Light is a type of "electromagnetic wave". "Electromagnetic waves" follow a standard of "wavelength" and starting from those of long wavelengths, can be divided into radio waves, infra-red rays, visible rays, ultra-violet rays, X-rays, and gamma rays.
What is Color?
As wavelengths of light hit an object, wavelengths that are reflected without being absorbed by the object are taken in by the human eye (retina). When this occurs, we recognize these wavelengths as the "color" of the object. The refractive index differs depending on the wavelength, therefore light is split. As a result, we are able to recognize a wide variety of "colors". For example, an apple reflects red wavelengths of light (600 to 700 nm) and absorbs all other wavelengths of light.
*Black objects absorb all light and thus appear black.
What is visible light?
The spectrum ranging from "red" to "purple" is referred to as "visible light". Also, longer wavelengths of light that are located in a region that is undetectable to the human eye are called "infrared light". Those on the shorter side are called "UV (ultraviolet) light".
Wave length The cyclical length of waves (wave motion) that are transmitted through the air.
YAG Yttrium Aluminum Garnet (Y3Al5O12).
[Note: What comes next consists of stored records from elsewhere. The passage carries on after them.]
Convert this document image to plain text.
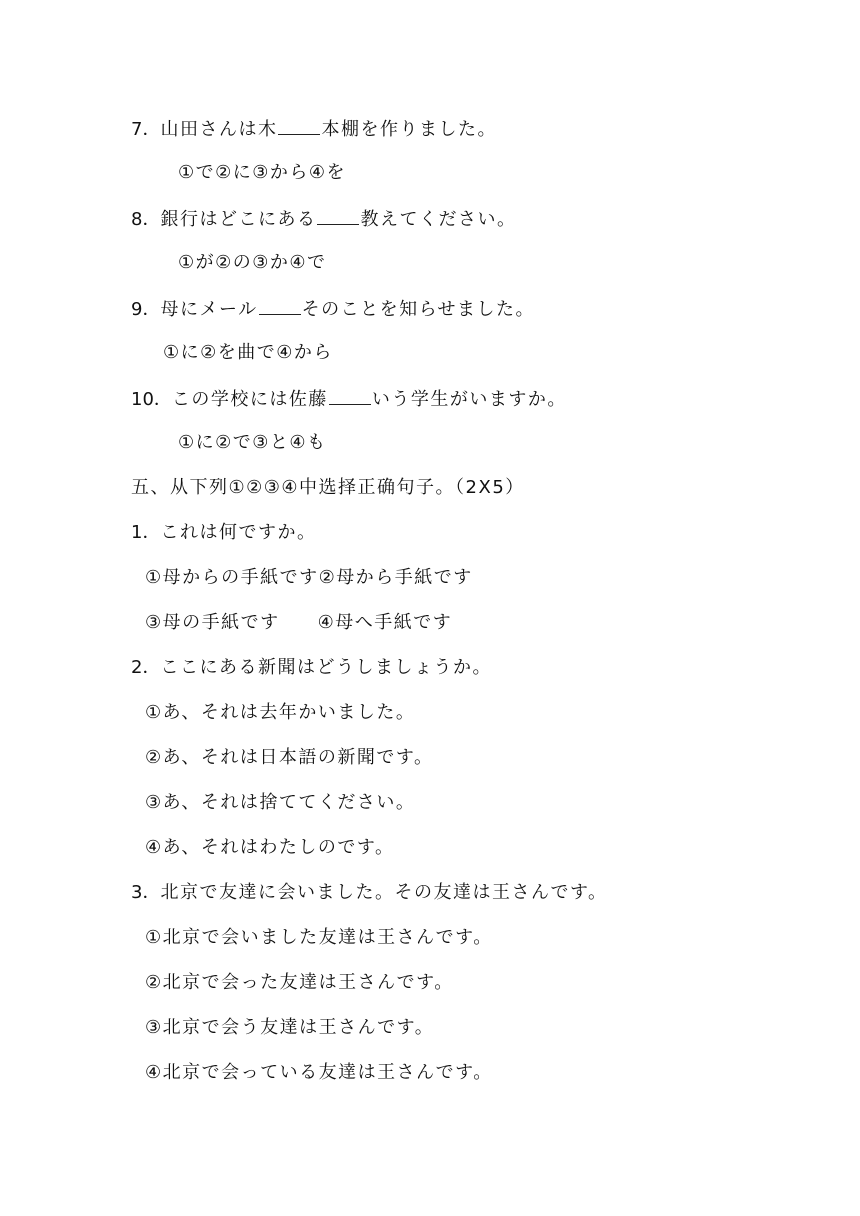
7．山田さんは木 本棚を作りました。
①で②に③から④を
8．銀行はどこにある 教えてください。
①が②の③か④で
9．母にメール そのことを知らせました。
①に②を曲で④から
10．この学校には佐藤 いう学生がいますか。
①に②で③と④も
五、从下列①②③④中选择正确句子。（2X5）
1．これは何ですか。
①母からの手紙です②母から手紙です
③母の手紙です ④母へ手紙です
2．ここにある新聞はどうしましょうか。
①あ、それは去年かいました。
②あ、それは日本語の新聞です。
③あ、それは捨ててください。
④あ、それはわたしのです。
3．北京で友達に会いました。その友達は王さんです。
①北京で会いました友達は王さんです。
②北京で会った友達は王さんです。
③北京で会う友達は王さんです。
④北京で会っている友達は王さんです。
One type of solid-state laser medium.
It is often used as an industrial laser and supports marking on metals and plastics.
YAG laser A laser that has been oscillated by exciting a YAG crystal doped with an Nd ion using a laser diode or lamp.
YVO4 An abbreviation of Yttrium Vanadate (YVO4), a type of medium used for solid-state lasers. Often used with the end pumping method.
Oscillates a fundamental wavelength (1064 nm) laser.
YVO4 laser A laser created by exciting an Yttrium Vanadate based YVO4 crystal doped with an Nd ion using an LD or lamp.
Znse Zinc Selenide. Used in CO2 laser lenses because it is an optical crystal that transmits far-infrared rays.